UTF8 seems to work for a lot of the characters but ô
becomes ô
. More importantly, there are character limits, and UTF-8 breaks character limits. If I have a string of 30 characters it tells the API that it's more than 50. The same is true for storing in MySQL--if there's a varchar character limit, UTF-8 causes the string to go above it.
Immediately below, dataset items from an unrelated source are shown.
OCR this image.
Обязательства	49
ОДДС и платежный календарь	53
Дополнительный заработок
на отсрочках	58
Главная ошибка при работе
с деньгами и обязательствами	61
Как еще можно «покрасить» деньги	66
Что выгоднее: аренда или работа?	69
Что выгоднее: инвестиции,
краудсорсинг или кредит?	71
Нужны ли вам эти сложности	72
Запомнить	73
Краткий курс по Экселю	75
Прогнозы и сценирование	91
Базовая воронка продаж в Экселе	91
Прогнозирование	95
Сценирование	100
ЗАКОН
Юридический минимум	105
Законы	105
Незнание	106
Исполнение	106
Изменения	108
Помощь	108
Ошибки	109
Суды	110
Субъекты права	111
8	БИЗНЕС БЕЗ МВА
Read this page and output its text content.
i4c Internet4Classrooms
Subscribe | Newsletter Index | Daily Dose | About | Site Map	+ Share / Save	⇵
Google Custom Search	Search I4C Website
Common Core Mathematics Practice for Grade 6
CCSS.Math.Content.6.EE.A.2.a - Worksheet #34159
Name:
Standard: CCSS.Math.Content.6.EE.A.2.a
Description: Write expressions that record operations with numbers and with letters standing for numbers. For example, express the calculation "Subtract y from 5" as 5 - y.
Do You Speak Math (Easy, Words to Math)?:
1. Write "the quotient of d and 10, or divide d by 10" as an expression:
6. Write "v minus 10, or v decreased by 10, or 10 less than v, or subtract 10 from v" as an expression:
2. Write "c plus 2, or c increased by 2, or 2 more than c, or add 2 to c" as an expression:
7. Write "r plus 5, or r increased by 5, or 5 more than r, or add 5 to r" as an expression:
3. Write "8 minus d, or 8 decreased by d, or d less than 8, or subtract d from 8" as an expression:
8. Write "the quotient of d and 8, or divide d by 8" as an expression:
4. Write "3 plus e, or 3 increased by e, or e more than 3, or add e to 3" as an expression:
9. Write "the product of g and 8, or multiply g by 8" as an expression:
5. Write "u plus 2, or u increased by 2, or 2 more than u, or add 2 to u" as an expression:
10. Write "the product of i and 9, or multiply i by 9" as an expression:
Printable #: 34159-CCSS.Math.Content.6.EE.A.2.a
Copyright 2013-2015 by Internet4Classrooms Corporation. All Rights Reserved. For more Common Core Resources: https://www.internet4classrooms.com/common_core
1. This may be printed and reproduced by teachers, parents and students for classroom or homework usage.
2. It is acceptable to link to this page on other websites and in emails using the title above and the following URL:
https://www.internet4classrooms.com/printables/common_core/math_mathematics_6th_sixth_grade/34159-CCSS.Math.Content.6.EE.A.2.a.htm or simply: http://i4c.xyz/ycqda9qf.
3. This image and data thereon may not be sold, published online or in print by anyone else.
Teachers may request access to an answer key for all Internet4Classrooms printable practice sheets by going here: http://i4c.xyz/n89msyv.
Unfortunately, when I search, UTF-8 seems to be the only thing people suggest for Vietnamese characters. If I don't encode the characters at all, they get stored as their html character codes. I've also tried ISO-8859-1, converting into UCS-2 or UCS-4... I'm really at a loss. If anyone has experience working with vietnamese characters, your help would be greatly appreciated.
UPDATE
It appears the issue may be with my wampserver on Windows. here's a bit of code that is confusing me:
$str = 'VậTCôNG';
$str1 = utf8_encode($str);
if (mb_detect_encoding($str,"UTF-8",true) == true) {
print_r('yes');
if ($str1 == $str) {
print_r('yes2');
}
}
echo $str . $str1;
This prints "yes" but not "yes2", and $str.str1 = "VậTCôNGVáºTCôNG" in the browser.
I have my php.ini file with:
default_charset = "utf-8"
and my httpd.conf file with:
AddDefaultCharset UTF-8
and my php file I'm running has:
header("Content-type: text/html; charset=utf-8");
So I'm now wondering: if the original string was utf-8, why wouldn't it equal a utf8 encoding of itself? and why is the utf8 encoding returning wrong characters? Is something wrong in the wampserver configurations?